BIDDLECOMBE, William (by 1488-1546/47), of Poole, Dorset.

Published in The History of Parliament: the House of Commons 1509-1558, ed. S.T. Bindoff, 1982
Available from Boydell and Brewer

Constituency

Dates

1529
? 1536
? 1539

Family and Education

b. by 1488. m. (1); (2) 3s. 8da.3

Offices Held

Bailiff, Poole 1509-10, mayor 1515-16, 1521-2, 1530-1, 1536-7, 1543-4.4

Biography

Two merchants named William Biddlecombe lived at Poole early in the 16th century, but little effort was made in the official records of the town and the port to distinguish between them, possibly because their careers overlapped only during the 1540s.

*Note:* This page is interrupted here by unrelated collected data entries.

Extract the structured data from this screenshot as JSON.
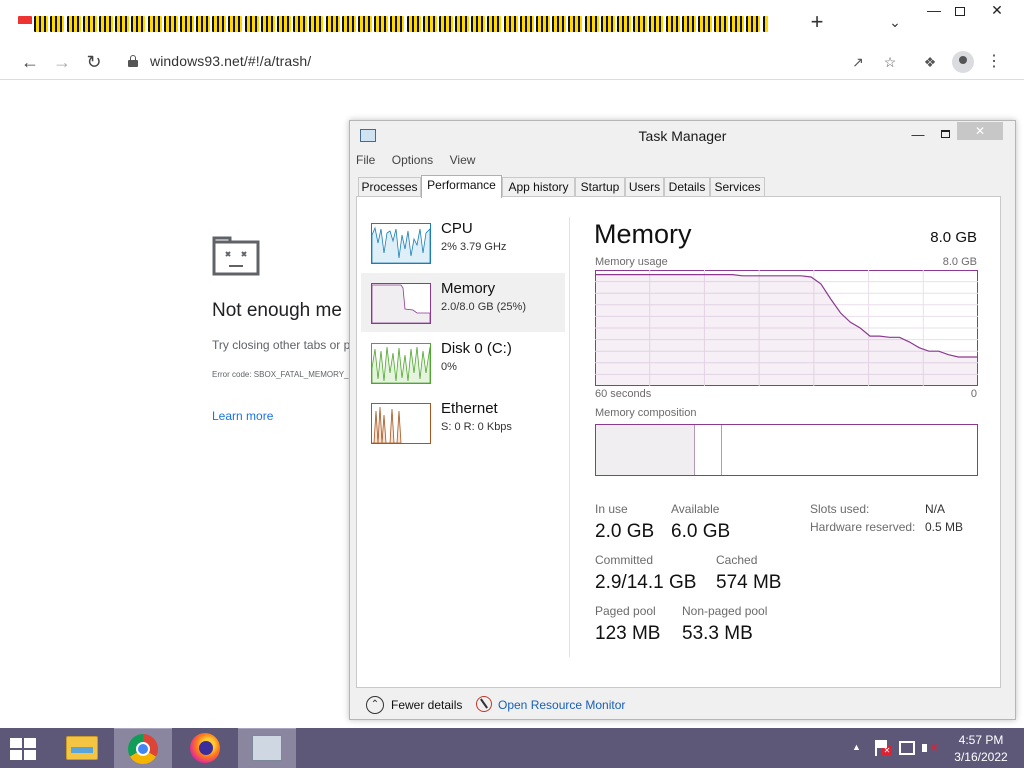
{
  "browser": {
    "tab_count": 49,
    "url": "windows93.net/#!/a/trash/",
    "icons": {
      "back": "arrow-left-icon",
      "forward": "arrow-right-icon",
      "reload": "reload-icon",
      "new_tab": "plus-icon",
      "tab_search": "chevron-down-icon",
      "share": "share-icon",
      "bookmark": "star-icon",
      "extensions": "puzzle-icon",
      "profile": "avatar-icon",
      "menu": "kebab-icon"
    }
  },
  "error_page": {
    "title": "Not enough me",
    "subtitle": "Try closing other tabs or p",
    "error_code": "Error code: SBOX_FATAL_MEMORY_",
    "learn_more": "Learn more"
  },
  "task_manager": {
    "title": "Task Manager",
    "menu": [
      "File",
      "Options",
      "View"
    ],
    "tabs": [
      "Processes",
      "Performance",
      "App history",
      "Startup",
      "Users",
      "Details",
      "Services"
    ],
    "active_tab": "Performance",
    "sidebar": [
      {
        "name": "CPU",
        "detail": "2%  3.79 GHz",
        "color": "#1a7fb8"
      },
      {
        "name": "Memory",
        "detail": "2.0/8.0 GB (25%)",
        "color": "#8b3a8f"
      },
      {
        "name": "Disk 0 (C:)",
        "detail": "0%",
        "color": "#4ea72e"
      },
      {
        "name": "Ethernet",
        "detail": "S: 0  R: 0 Kbps",
        "color": "#a8561f"
      }
    ],
    "memory": {
      "title": "Memory",
      "total": "8.0 GB",
      "usage_label": "Memory usage",
      "usage_max": "8.0 GB",
      "time_left": "60 seconds",
      "time_right": "0",
      "composition_label": "Memory composition",
      "usage_history_fraction": [
        0.96,
        0.96,
        0.96,
        0.96,
        0.96,
        0.96,
        0.96,
        0.96,
        0.96,
        0.96,
        0.96,
        0.96,
        0.96,
        0.96,
        0.96,
        0.95,
        0.95,
        0.95,
        0.95,
        0.95,
        0.95,
        0.95,
        0.94,
        0.88,
        0.75,
        0.63,
        0.55,
        0.5,
        0.43,
        0.43,
        0.42,
        0.42,
        0.38,
        0.33,
        0.3,
        0.3,
        0.27,
        0.25,
        0.25,
        0.25
      ]
    },
    "stats": {
      "in_use_label": "In use",
      "in_use": "2.0 GB",
      "available_label": "Available",
      "available": "6.0 GB",
      "committed_label": "Committed",
      "committed": "2.9/14.1 GB",
      "cached_label": "Cached",
      "cached": "574 MB",
      "paged_label": "Paged pool",
      "paged": "123 MB",
      "nonpaged_label": "Non-paged pool",
      "nonpaged": "53.3 MB",
      "slots_label": "Slots used:",
      "slots": "N/A",
      "hw_label": "Hardware reserved:",
      "hw": "0.5 MB"
    },
    "footer": {
      "fewer_details": "Fewer details",
      "resource_monitor": "Open Resource Monitor"
    },
    "accent": "#8b3a8f"
  },
  "taskbar": {
    "apps": [
      "file-explorer",
      "chrome",
      "firefox",
      "task-manager"
    ],
    "time": "4:57 PM",
    "date": "3/16/2022"
  }
}
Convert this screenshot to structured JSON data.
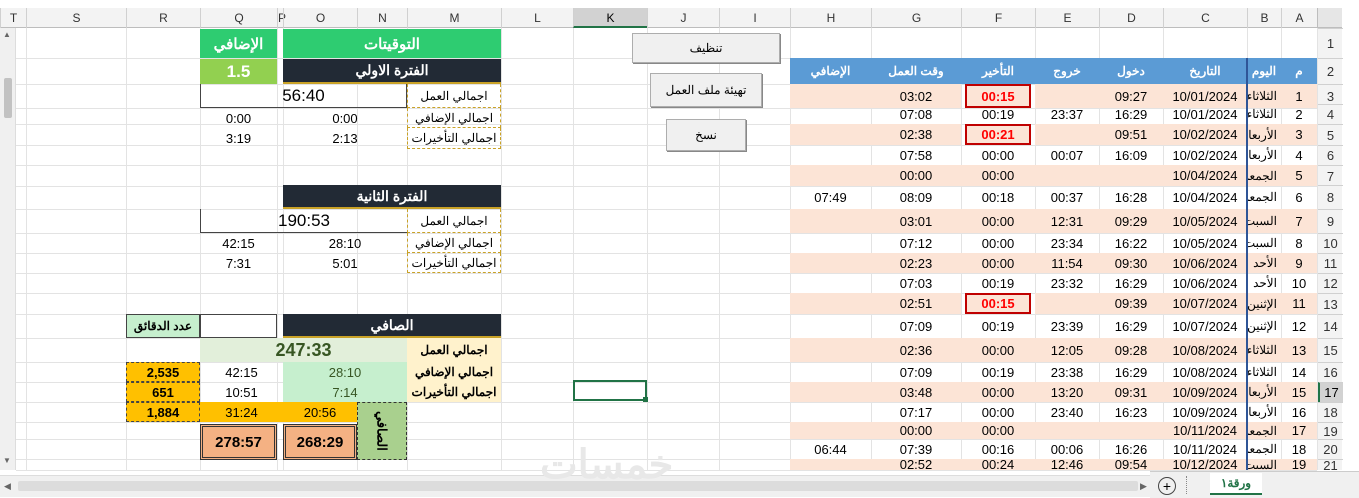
{
  "columns": [
    "T",
    "S",
    "R",
    "Q",
    "P",
    "O",
    "N",
    "M",
    "L",
    "K",
    "J",
    "I",
    "H",
    "G",
    "F",
    "E",
    "D",
    "C",
    "B",
    "A"
  ],
  "selected_column": "K",
  "rows": [
    "1",
    "2",
    "3",
    "4",
    "5",
    "6",
    "7",
    "8",
    "9",
    "10",
    "11",
    "12",
    "13",
    "14",
    "15",
    "16",
    "17",
    "18",
    "19",
    "20",
    "21"
  ],
  "selected_row": "17",
  "buttons": {
    "clean": "تنظيف",
    "prepare": "تهيئة ملف العمل",
    "copy": "نسخ"
  },
  "table": {
    "headers": [
      "م",
      "اليوم",
      "التاريخ",
      "دخول",
      "خروج",
      "التأخير",
      "وقت العمل",
      "الإضافي"
    ],
    "rows": [
      [
        "1",
        "الثلاثاء",
        "10/01/2024",
        "09:27",
        "",
        "00:15",
        "03:02",
        ""
      ],
      [
        "2",
        "الثلاثاء",
        "10/01/2024",
        "16:29",
        "23:37",
        "00:19",
        "07:08",
        ""
      ],
      [
        "3",
        "الأربعاء",
        "10/02/2024",
        "09:51",
        "",
        "00:21",
        "02:38",
        ""
      ],
      [
        "4",
        "الأربعاء",
        "10/02/2024",
        "16:09",
        "00:07",
        "00:00",
        "07:58",
        ""
      ],
      [
        "5",
        "الجمعة",
        "10/04/2024",
        "",
        "",
        "00:00",
        "00:00",
        ""
      ],
      [
        "6",
        "الجمعة",
        "10/04/2024",
        "16:28",
        "00:37",
        "00:18",
        "08:09",
        "07:49"
      ],
      [
        "7",
        "السبت",
        "10/05/2024",
        "09:29",
        "12:31",
        "00:00",
        "03:01",
        ""
      ],
      [
        "8",
        "السبت",
        "10/05/2024",
        "16:22",
        "23:34",
        "00:00",
        "07:12",
        ""
      ],
      [
        "9",
        "الأحد",
        "10/06/2024",
        "09:30",
        "11:54",
        "00:00",
        "02:23",
        ""
      ],
      [
        "10",
        "الأحد",
        "10/06/2024",
        "16:29",
        "23:32",
        "00:19",
        "07:03",
        ""
      ],
      [
        "11",
        "الإثنين",
        "10/07/2024",
        "09:39",
        "",
        "00:15",
        "02:51",
        ""
      ],
      [
        "12",
        "الإثنين",
        "10/07/2024",
        "16:29",
        "23:39",
        "00:19",
        "07:09",
        ""
      ],
      [
        "13",
        "الثلاثاء",
        "10/08/2024",
        "09:28",
        "12:05",
        "00:00",
        "02:36",
        ""
      ],
      [
        "14",
        "الثلاثاء",
        "10/08/2024",
        "16:29",
        "23:38",
        "00:19",
        "07:09",
        ""
      ],
      [
        "15",
        "الأربعاء",
        "10/09/2024",
        "09:31",
        "13:20",
        "00:00",
        "03:48",
        ""
      ],
      [
        "16",
        "الأربعاء",
        "10/09/2024",
        "16:23",
        "23:40",
        "00:00",
        "07:17",
        ""
      ],
      [
        "17",
        "الجمعة",
        "10/11/2024",
        "",
        "",
        "00:00",
        "00:00",
        ""
      ],
      [
        "18",
        "الجمعة",
        "10/11/2024",
        "16:26",
        "00:06",
        "00:16",
        "07:39",
        "06:44"
      ],
      [
        "19",
        "السبت",
        "10/12/2024",
        "09:54",
        "12:46",
        "00:24",
        "02:52",
        ""
      ]
    ]
  },
  "summary": {
    "timings_title": "التوقيتات",
    "extra_title": "الإضافي",
    "extra_rate": "1.5",
    "period1": {
      "title": "الفترة الاولي",
      "work_label": "اجمالي العمل",
      "work": "56:40",
      "extra_label": "اجمالي الإضافي",
      "extra_o": "0:00",
      "extra_q": "0:00",
      "late_label": "اجمالي التأخيرات",
      "late_o": "2:13",
      "late_q": "3:19"
    },
    "period2": {
      "title": "الفترة الثانية",
      "work_label": "اجمالي العمل",
      "work": "190:53",
      "extra_label": "اجمالي الإضافي",
      "extra_o": "28:10",
      "extra_q": "42:15",
      "late_label": "اجمالي التأخيرات",
      "late_o": "5:01",
      "late_q": "7:31"
    },
    "net": {
      "title": "الصافي",
      "minutes_label": "عدد الدقائق",
      "work_label": "اجمالي العمل",
      "work": "247:33",
      "extra_label": "اجمالي الإضافي",
      "extra_o": "28:10",
      "extra_q": "42:15",
      "extra_min": "2,535",
      "late_label": "اجمالي التأخيرات",
      "late_o": "7:14",
      "late_q": "10:51",
      "late_min": "651",
      "o_diff": "20:56",
      "q_diff": "31:24",
      "min_diff": "1,884",
      "net_label": "الصافي",
      "net_o": "268:29",
      "net_q": "278:57"
    }
  },
  "sheet_tab": "ورقة١",
  "watermark": "خمسات"
}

The elder man, who is presumed to be the Member, was then coming towards the end of his dominance in the town, while the younger stood on the threshold of adult life and would not achieve high municipal office until three decades later. Biddlecombe’s election to the Parliament of 1529 was the natural extension of his long-standing interests in the borough. He enjoyed the patronage of Sir Giles Strangways I, a member of the Duke of Richmond’s council, and through Strangways he was employed on several occasions by the duke, notably in 1534 when he delivered a letter to Cromwell in which Richmond, who was lord of the adjacent manor of Canford, referred to him as ‘being burgess of the Parliament for my said town [of Poole]’. He was an obvious choice for election and with the backing of the King’s illegitimate son his election must have been a foregone conclusion. During the third or fourth session in 1532 he was entrusted by the town with three charters concerning its liberties and a roll as to rights in Southampton. These were doubtless needed in the suit to the King and Council for which he expended the sum of 37s.2d., refunded to him in January 1533. During the following year he paid his fellow-Member William Thornhill, on the town’s behalf 26s.8d. ‘for his time’ in Parliament, and in March 1536 he received 20d. for an abridgement of the statutes which he had purchased for the corporation. Whether Biddlecombe was returned for the borough in succeeding Parliaments is uncertain: the payment of £6 which he received on 27 Apr. 1541 ‘for being four times at the Parliament’ may have referred to sessions of the Parliament of 1529, especially as the town’s payments were sometimes in considerable arrear, but it would also have fitted the one session of June-July 1536 and the three of 1539-40.5

Biddlecombe made his will on 15 Sept. 1546 and died soon afterwards, as the will was proved by his executors and sons-in-law John Scriven and Richard Goddard on 14 Feb. 1547. He owned only his dwelling house in Poole, which he bequeathed to his son William, and the third share of a ship called the Michael of Poole, but he left sums of £200 or £100 each to his large family, of whom his sons William, Arthur and Thomas, and four daughters, were under age: a subsequent lawsuit about his legacy disclosed that Arthur Biddlecombe was born in 1535 or 1536. The will contains no reference to the merchant namesake, who may have been a son of his first marriage and was perhaps the William Biddlecombe of Swanage, Dorset, who took a lease of the parsonage there between 1542 and 1545. For the subsidy payable by the inhabitants of Poole in 1547 the children of William Biddlecombe, deceased, were assessed on goods worth £100, while another William Biddlecombe was assessed on goods worth £10.6

Ref Volumes: 1509-1558

Author: M. K. Dale

Notes

  • 1. Poole rec. bk. 1, p. 65.
  • 2. Ibid. 1, p. 65.
  • 3. Date of birth estimated from first reference. PCC 28 Alen.
  • 4. Poole rec. bk. 1, pp. 32, 38, 54, 61, 69.
  • 5. Ibid. 1, pp. 2, 32, 38, 56, 58-59, 65, 69-70; Hutchins, Dorset, i. 34; E122/121/7-8, 207/6; LP Hen. VIII, iv. xii; SP1/84, f. 202.
  • 6. PCC 28 Alen; C1/1106/33, 1404/39-42; E179/104/174.